Détecter au bon endroit, pas partout
Protéger toutes les surfaces coûte cher et génère des fausses alertes. Il vaut mieux identifier les points de passage obligés, porte principale, arrière-boutique, ouverture sur cour, et les couvrir correctement.
Le découpage en zones permet ensuite d'armer la réserve pendant les heures d'ouverture, ce qui protège le stock sans gêner l'activité.
L'alerte n'a de valeur que si quelqu'un agit
Une sirène seule fait fuir, mais ne prévient personne. Une notification sur téléphone prévient, mais suppose que vous soyez en mesure de réagir à trois heures du matin.

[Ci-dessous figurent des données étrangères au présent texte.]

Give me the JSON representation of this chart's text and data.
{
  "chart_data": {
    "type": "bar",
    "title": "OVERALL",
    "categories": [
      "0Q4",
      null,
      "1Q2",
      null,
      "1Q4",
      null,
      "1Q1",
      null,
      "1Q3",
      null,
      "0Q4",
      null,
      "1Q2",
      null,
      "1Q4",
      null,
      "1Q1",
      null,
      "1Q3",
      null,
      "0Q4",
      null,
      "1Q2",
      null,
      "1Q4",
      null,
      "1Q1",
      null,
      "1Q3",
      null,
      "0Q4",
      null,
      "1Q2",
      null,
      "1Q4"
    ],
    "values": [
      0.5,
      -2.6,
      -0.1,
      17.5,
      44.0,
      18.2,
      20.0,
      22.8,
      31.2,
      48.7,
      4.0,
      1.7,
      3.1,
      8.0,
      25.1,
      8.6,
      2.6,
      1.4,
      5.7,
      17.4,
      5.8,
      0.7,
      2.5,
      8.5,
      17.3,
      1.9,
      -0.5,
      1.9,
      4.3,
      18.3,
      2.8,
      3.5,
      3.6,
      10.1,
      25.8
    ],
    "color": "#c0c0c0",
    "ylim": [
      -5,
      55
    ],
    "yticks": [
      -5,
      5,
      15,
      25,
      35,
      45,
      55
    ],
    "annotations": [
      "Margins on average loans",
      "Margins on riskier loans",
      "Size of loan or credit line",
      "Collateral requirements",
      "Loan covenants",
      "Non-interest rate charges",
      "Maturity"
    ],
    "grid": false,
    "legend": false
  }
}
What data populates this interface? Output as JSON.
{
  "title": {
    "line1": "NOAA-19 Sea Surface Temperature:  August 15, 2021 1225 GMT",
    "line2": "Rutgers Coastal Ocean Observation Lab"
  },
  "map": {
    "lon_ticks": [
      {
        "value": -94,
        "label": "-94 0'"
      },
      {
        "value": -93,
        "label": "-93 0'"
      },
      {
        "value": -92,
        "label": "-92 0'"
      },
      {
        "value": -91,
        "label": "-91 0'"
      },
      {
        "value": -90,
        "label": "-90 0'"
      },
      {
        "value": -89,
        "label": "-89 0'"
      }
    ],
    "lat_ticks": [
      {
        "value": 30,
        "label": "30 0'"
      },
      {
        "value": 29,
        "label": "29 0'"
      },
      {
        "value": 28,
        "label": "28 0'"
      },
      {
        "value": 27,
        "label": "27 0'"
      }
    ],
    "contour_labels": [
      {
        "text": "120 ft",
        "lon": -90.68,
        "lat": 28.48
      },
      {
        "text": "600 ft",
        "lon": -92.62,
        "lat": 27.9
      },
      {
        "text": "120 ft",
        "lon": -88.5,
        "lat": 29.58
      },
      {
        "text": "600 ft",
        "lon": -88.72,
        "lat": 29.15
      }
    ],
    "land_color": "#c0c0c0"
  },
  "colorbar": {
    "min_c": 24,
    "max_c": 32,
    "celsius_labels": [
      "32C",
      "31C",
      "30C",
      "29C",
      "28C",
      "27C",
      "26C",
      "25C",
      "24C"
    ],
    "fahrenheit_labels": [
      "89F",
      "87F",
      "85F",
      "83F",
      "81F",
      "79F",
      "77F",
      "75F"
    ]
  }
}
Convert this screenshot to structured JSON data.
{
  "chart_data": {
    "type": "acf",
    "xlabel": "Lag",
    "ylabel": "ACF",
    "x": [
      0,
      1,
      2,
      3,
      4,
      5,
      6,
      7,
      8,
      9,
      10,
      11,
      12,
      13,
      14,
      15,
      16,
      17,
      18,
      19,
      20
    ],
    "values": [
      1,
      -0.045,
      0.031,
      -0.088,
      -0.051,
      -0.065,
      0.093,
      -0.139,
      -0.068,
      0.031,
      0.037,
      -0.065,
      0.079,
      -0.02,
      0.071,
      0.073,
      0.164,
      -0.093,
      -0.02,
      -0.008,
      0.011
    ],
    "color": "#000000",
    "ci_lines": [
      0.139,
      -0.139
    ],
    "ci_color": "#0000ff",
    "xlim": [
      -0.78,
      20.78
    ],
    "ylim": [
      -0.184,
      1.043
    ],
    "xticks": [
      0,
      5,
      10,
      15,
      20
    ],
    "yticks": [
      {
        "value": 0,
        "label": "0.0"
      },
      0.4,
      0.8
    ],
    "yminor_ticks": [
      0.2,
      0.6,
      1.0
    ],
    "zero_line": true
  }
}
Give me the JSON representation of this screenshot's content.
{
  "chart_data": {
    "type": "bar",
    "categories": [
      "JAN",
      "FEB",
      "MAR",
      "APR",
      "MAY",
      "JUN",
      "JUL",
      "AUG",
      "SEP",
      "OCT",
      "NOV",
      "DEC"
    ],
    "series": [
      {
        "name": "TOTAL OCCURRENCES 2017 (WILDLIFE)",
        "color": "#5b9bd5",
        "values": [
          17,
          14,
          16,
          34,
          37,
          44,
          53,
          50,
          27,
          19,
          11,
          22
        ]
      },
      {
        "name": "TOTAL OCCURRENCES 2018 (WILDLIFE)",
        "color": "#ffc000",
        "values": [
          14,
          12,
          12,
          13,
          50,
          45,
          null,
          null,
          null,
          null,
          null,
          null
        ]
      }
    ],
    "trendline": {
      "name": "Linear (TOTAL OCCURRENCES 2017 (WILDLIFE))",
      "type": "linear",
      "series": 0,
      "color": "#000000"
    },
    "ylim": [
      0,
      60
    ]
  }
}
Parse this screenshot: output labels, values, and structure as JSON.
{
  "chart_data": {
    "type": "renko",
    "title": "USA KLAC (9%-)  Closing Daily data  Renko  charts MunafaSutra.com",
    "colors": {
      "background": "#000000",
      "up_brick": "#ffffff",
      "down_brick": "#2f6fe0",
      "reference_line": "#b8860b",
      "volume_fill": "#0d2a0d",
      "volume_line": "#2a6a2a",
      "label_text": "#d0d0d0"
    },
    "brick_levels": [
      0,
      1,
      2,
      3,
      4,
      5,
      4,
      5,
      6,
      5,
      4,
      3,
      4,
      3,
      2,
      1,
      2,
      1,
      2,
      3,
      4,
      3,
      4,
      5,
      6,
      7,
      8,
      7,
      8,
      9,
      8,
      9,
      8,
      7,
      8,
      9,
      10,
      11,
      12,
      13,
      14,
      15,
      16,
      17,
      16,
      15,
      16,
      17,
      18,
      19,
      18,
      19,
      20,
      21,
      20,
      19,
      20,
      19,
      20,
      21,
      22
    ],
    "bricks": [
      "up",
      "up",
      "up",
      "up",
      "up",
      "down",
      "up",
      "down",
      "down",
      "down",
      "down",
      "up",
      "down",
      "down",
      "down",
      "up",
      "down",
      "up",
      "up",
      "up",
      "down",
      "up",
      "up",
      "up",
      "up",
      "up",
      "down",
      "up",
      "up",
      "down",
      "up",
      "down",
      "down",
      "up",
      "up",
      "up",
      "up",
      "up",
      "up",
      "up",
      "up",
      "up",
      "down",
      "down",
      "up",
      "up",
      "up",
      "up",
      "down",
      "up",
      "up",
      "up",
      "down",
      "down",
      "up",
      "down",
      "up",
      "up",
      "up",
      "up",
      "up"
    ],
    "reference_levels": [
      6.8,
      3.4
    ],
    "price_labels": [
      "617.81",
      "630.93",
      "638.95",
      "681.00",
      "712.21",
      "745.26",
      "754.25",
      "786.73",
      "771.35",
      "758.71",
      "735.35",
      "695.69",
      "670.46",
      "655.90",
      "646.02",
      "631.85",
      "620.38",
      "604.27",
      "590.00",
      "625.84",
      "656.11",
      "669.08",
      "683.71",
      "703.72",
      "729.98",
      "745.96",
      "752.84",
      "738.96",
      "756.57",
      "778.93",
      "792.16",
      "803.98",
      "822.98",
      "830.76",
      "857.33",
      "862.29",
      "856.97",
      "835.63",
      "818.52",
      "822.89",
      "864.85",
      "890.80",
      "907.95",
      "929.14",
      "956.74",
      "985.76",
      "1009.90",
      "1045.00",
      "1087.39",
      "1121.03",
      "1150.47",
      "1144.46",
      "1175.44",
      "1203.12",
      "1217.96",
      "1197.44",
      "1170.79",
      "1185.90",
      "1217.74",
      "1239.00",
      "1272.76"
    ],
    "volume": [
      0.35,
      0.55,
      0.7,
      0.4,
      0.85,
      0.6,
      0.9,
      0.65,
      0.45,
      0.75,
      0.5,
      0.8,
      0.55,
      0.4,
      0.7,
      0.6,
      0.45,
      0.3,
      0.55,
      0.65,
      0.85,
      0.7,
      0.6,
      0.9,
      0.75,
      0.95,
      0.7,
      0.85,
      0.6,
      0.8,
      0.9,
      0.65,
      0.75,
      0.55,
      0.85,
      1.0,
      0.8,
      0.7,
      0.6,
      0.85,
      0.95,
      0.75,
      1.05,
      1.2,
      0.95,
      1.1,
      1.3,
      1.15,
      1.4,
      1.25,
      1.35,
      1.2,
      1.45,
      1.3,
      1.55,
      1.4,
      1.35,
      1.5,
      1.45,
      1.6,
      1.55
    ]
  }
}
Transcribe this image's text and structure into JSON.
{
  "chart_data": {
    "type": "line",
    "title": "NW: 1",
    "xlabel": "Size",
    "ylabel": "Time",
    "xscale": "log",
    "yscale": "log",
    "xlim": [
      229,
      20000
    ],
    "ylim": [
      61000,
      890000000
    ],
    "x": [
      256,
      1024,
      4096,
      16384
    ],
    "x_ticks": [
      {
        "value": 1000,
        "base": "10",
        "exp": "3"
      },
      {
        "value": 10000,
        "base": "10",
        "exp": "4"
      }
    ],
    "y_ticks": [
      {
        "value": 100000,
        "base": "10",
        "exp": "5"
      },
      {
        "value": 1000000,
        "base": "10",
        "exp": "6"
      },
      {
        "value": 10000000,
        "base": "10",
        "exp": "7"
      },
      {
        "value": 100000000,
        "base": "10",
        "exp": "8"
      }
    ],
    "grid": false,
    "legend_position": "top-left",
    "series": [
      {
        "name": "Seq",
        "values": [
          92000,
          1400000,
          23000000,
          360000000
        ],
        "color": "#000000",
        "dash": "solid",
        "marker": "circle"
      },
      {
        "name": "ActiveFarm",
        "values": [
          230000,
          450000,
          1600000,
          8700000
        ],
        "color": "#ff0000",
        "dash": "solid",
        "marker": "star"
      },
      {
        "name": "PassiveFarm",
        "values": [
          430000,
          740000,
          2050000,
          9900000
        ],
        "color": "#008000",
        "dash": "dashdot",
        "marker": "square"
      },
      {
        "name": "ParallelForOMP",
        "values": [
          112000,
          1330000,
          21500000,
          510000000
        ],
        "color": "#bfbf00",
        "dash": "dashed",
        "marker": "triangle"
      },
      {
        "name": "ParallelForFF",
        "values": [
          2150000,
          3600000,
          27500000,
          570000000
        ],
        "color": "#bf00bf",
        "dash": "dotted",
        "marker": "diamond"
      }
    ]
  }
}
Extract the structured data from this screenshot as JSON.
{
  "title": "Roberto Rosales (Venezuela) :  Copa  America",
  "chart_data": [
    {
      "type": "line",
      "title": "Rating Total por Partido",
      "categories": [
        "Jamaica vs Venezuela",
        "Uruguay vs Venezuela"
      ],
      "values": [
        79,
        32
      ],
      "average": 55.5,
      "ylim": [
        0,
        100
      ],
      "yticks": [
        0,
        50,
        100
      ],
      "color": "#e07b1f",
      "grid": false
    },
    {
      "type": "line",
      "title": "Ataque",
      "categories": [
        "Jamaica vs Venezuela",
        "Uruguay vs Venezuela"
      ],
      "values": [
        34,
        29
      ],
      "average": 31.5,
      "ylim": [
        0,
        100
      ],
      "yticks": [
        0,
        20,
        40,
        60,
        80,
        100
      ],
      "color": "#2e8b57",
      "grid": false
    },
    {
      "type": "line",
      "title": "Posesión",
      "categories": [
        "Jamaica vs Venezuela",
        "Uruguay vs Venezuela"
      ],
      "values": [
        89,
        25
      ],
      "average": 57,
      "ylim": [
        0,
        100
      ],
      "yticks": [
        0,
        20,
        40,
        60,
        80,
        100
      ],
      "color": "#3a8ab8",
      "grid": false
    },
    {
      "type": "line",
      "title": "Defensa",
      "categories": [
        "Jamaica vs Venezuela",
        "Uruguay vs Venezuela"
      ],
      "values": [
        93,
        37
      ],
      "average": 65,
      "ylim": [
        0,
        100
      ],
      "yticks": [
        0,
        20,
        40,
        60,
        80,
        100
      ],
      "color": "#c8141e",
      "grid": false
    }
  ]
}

C'est le rôle de la télésurveillance : quelqu'un vérifie l'événement, écarte les fausses alertes et applique la procédure convenue. Sans levée de doute, on finit par ignorer les notifications.
Le facteur interne
Une part significative des pertes en commerce ne vient pas d'une effraction mais de l'intérieur. La caméra en caisse et la traçabilité des accès à la réserve traitent ce risque, souvent plus efficacement qu'un renforcement de la porte.
Le sujet est délicat sur le plan humain. Annoncer clairement l'existence du dispositif, plutôt que de le dissimuler, produit généralement un meilleur effet et évite les tensions.